Guangxi is ranked third in HIV rate among China’s provinces–and is a place where the sex business is pervasive, Li said.

This is all completely solid stuff. Owners and managers of brothels have proven extremely useful partners in preventing the spread of HIV in many countries, including Thailand and Vietnam.  They have no interest in seeing their brothels spread HIV, killing their workers and clients. Informal instructions to Communist Party members to practice safe sex when visiting brothels, and Party encouragement of safe sex practice at brothels, has led to high rates of condom usage in Vietnamese brothels. If, for example, it is found that allowing prostitutes to drink heavily (which may culturally be part of the commercial sex environment in China and elsewhere, where “hostesses” and “karaoke girls” are expected to drink with guests before providing sexual services) is leading to breakdowns in safe-sex policies, brothel managers may set new rules for customers, exempting sex workers from pressure to drink; sober sex workers will no doubt be better at stopping the spread of HIV.

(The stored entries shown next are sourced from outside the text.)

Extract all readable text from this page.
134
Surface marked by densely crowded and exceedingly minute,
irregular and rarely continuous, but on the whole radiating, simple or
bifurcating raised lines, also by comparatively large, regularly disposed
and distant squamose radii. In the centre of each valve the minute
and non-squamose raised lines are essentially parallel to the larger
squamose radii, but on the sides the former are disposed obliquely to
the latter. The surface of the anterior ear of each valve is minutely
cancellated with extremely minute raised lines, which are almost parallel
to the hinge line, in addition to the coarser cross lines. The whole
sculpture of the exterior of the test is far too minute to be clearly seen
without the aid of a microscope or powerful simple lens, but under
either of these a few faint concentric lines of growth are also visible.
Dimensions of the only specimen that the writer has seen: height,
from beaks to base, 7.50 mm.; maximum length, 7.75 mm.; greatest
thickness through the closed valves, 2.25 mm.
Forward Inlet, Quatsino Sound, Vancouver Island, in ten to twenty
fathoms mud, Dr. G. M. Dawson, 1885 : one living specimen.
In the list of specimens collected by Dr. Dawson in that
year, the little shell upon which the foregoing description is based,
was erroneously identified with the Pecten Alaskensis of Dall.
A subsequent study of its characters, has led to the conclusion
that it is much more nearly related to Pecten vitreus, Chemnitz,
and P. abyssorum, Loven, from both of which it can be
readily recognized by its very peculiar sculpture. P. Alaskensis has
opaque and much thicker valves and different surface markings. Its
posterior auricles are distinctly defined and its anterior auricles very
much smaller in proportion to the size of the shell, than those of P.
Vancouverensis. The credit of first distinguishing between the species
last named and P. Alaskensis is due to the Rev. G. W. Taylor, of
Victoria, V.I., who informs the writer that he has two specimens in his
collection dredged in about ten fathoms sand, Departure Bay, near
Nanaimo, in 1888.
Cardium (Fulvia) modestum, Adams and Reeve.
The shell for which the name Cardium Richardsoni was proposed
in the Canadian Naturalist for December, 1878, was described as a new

So this seems in principle like a worthy study. But what really struck me is that it didn’t even seem like a boondoggle at first glance. Looking back at a few recent examples — bear DNA research, volcano monitoring — it just seems like conservatives are having a hard time these days finding government programs that actually are, or even sound, ridiculous. This seems strange — there are certainly plenty of government programs wasting money out there. But they are mainly wasting money in complicated or business-friendly ways that conservatives will not find rhetorically useful.